The Doctor frowned and leant on Liam's gate.
"For starters, if you'd gone in straight away, the dust mite would have got you and you'd have never been heard of again." he said. "But being brave doesn't mean you can't get scared every now and then. You were still scared when you threw that cricket ball, weren't you?" Liam nodded. "But you threw it anyway. See, real bravery is about being scared, and doing the right thing anyway."
The Doctor smiled, and Liam instantly felt better. He said goodnight, and clutching his Granddad's cricket ball, went inside and shut the door behind him.
"Well," Amy said as she and the Doctor set off back to the TARDIS. "that was a night and a half. I was chased by a koala bear, zapped into dust, and got up close and personal with some smelly bins."
"Yeah.

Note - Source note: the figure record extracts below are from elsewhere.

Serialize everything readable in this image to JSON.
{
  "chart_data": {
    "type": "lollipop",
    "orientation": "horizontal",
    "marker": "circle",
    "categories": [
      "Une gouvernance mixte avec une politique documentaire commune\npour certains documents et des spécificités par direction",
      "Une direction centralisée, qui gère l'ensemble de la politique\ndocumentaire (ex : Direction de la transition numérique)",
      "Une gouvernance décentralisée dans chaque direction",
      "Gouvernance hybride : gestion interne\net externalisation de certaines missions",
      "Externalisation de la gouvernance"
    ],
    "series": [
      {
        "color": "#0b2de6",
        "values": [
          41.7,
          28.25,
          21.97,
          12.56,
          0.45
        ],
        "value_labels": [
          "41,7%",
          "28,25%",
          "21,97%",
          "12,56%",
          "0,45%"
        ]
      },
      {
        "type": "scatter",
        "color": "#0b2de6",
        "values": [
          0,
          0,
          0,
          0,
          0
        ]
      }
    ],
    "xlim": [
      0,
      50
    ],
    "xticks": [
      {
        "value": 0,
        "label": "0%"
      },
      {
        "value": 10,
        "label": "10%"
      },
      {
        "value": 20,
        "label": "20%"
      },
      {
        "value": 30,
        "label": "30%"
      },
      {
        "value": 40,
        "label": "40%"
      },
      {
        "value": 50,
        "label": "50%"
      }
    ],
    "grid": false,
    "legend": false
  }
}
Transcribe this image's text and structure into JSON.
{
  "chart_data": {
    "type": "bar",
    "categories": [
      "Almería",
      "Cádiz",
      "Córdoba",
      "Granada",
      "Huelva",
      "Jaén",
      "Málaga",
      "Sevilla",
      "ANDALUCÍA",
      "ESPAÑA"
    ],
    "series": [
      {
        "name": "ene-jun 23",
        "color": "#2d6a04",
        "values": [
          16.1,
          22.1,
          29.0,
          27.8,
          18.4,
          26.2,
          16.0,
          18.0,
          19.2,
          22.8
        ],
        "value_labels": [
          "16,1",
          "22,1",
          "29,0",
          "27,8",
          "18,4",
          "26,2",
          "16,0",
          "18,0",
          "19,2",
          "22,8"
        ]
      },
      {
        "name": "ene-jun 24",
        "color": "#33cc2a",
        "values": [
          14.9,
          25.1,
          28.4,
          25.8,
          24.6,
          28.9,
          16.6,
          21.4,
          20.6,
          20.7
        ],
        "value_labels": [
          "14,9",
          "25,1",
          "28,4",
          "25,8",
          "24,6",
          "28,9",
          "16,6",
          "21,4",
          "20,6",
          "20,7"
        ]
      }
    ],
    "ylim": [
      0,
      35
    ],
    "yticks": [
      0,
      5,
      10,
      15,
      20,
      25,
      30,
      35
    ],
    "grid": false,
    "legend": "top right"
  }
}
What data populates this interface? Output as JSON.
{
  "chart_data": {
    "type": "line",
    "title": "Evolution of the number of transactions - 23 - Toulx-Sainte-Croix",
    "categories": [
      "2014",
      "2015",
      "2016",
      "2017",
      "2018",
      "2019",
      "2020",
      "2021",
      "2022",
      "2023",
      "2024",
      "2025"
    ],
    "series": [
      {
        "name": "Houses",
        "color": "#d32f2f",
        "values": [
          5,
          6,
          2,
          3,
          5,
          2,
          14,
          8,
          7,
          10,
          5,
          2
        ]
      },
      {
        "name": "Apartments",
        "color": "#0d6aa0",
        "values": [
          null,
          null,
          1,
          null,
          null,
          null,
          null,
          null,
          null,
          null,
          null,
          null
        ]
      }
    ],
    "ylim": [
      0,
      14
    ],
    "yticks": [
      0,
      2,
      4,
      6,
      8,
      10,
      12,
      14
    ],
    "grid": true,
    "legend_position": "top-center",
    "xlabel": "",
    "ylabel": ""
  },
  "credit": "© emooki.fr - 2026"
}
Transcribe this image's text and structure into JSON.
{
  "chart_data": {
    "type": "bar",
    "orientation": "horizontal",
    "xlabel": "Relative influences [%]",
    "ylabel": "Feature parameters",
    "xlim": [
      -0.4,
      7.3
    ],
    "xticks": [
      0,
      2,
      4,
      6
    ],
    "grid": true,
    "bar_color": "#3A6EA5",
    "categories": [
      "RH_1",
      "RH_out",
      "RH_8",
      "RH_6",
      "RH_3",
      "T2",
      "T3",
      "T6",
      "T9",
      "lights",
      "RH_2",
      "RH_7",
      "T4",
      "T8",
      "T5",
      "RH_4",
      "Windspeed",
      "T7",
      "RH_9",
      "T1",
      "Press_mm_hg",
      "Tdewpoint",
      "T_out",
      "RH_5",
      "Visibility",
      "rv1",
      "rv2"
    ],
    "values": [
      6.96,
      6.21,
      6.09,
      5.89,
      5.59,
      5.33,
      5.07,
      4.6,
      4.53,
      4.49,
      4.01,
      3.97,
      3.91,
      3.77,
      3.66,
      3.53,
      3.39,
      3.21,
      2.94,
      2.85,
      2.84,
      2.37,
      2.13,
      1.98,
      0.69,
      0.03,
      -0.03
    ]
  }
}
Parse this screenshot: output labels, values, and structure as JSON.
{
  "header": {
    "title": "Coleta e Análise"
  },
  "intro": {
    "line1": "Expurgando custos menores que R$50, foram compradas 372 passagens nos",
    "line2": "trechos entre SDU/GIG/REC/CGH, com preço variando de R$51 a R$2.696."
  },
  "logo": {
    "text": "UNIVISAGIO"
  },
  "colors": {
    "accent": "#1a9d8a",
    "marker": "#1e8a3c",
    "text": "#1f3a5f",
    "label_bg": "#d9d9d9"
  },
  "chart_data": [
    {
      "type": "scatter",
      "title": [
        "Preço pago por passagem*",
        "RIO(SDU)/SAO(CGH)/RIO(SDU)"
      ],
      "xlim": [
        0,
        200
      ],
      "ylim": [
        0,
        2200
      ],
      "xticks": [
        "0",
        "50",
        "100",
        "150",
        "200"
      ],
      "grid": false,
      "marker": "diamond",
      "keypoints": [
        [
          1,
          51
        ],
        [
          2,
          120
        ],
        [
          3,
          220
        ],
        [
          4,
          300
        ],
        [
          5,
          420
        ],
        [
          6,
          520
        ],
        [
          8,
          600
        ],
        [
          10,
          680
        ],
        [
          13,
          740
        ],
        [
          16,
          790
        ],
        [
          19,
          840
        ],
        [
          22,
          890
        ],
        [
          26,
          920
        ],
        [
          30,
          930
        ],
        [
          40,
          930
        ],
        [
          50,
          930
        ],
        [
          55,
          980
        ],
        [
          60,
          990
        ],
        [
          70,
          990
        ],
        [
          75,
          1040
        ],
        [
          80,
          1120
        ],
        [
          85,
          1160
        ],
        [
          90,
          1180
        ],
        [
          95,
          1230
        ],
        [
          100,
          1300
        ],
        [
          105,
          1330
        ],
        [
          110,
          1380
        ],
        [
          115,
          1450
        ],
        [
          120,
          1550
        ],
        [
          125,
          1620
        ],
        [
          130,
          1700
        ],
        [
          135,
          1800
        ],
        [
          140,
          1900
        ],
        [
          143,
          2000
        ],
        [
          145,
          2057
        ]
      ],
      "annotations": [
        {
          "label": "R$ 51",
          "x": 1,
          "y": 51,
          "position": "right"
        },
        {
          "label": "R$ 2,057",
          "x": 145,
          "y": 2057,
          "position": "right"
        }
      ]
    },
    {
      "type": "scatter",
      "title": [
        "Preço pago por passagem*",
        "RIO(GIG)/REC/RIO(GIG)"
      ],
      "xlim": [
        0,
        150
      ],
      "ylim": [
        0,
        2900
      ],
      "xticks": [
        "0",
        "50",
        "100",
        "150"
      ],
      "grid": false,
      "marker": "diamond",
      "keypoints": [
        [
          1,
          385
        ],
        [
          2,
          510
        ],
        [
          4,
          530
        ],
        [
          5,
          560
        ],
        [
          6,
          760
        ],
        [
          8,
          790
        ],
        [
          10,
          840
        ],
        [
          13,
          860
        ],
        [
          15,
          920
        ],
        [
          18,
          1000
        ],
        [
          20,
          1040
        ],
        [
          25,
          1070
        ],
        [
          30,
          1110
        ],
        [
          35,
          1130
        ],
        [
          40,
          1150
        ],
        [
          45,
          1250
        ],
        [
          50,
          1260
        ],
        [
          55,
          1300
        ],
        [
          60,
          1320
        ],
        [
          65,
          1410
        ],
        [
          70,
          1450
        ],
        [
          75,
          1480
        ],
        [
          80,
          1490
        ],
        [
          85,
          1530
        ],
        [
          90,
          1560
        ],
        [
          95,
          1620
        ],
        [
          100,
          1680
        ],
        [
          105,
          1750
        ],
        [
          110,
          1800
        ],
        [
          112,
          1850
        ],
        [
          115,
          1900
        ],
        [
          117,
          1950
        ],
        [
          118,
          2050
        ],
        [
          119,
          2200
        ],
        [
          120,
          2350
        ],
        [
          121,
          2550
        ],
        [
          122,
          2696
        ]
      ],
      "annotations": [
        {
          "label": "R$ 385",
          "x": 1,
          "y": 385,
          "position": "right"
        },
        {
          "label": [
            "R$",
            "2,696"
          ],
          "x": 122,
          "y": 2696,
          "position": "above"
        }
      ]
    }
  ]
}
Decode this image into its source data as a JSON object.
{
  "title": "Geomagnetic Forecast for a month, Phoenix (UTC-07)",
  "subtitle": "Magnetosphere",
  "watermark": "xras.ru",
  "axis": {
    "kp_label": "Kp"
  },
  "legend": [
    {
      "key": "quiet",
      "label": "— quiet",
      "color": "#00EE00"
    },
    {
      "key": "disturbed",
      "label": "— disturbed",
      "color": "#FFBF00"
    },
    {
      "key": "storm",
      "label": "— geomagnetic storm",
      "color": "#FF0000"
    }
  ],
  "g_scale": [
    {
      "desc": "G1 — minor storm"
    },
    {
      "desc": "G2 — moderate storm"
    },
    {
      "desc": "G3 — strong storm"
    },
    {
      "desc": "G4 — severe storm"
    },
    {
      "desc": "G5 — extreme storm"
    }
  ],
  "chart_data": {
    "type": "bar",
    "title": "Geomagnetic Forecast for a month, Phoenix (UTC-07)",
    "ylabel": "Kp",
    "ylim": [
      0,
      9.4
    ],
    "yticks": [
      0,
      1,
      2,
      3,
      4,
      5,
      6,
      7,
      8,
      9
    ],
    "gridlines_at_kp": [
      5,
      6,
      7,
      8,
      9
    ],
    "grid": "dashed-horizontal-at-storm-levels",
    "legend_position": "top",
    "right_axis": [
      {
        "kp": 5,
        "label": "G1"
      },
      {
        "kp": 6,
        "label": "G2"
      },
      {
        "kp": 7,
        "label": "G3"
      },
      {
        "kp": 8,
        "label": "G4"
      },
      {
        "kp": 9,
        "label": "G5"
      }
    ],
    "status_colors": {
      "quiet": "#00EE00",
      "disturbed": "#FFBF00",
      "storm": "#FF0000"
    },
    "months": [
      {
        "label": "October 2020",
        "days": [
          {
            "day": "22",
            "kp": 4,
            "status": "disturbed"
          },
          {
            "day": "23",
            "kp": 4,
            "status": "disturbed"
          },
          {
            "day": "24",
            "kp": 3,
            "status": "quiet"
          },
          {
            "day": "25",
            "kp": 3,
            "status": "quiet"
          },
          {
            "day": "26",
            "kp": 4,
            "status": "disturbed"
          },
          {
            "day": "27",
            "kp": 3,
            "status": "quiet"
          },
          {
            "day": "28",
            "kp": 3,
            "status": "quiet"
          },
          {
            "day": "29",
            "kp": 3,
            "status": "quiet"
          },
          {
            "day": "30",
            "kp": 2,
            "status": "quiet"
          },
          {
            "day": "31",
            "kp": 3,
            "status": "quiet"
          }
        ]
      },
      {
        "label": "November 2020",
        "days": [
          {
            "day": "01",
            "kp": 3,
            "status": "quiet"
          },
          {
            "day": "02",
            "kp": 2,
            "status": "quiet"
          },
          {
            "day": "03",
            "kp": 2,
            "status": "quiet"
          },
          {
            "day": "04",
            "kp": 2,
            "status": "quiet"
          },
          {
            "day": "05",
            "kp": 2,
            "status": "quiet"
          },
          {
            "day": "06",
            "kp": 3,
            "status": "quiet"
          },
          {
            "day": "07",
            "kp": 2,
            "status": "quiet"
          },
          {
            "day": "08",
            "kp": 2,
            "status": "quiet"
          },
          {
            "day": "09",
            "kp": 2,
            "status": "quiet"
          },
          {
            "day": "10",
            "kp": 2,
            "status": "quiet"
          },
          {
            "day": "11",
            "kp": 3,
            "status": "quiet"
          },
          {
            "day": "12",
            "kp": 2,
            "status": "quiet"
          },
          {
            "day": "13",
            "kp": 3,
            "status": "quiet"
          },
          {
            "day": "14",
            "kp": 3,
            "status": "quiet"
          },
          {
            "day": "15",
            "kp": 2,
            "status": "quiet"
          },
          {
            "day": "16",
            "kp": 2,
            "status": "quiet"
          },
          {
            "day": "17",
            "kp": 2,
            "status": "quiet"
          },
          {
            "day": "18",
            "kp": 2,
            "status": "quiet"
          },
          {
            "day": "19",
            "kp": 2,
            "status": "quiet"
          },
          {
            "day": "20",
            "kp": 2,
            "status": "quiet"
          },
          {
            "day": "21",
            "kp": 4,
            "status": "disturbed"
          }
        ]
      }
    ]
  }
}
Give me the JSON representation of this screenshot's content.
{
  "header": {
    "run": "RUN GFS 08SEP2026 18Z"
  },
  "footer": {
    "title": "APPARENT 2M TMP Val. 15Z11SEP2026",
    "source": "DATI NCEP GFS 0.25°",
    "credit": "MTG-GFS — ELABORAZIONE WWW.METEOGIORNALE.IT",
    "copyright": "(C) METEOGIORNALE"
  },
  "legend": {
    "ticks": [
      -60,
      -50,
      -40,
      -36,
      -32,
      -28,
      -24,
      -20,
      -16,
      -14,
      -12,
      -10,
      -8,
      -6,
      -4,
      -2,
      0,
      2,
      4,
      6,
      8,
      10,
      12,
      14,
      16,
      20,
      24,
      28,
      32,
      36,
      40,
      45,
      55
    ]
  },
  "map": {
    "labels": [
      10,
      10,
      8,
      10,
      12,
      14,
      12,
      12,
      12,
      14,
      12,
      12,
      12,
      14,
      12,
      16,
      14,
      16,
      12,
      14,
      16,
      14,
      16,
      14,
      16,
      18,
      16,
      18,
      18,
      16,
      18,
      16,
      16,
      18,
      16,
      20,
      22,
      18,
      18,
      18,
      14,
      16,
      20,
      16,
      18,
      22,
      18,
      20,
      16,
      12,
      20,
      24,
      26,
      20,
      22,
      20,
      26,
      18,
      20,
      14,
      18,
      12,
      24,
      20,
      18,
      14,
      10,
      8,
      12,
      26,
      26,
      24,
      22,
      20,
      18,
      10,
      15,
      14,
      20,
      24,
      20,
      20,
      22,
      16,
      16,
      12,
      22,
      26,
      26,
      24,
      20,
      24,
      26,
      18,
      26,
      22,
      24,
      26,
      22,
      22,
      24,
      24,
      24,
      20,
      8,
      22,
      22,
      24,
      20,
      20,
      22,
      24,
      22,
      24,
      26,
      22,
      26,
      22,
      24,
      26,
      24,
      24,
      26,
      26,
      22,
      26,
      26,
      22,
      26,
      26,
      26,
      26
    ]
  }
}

But, now that the dust has settled…"
"Oh, God." she groaned again, and he laughed.
They gave one last look back at the school when they got to the TARDIS.
"How do you reckon it got here, the dust mite?" Amy asked
The Doctor shrugged, opening the doors of the TARDIS. "Dunno. But its gone now, that's what's important. The Cave is empty."
They stepped into the TARDIS, and moved on to the next adventure.
The children of St Finbar's never stopped fearing the Cave, and only Liam Edwards knew that that fear was once justified. But not anymore. In Liam's mind, from that day forward the Cave was just exactly what it seemed; a bin area.
But as someone had once told him, things are very rarely exactly what they seem.
Because when the bin-man entered the Cave the next day, he noticed that in one of the bins, there was a strange crack.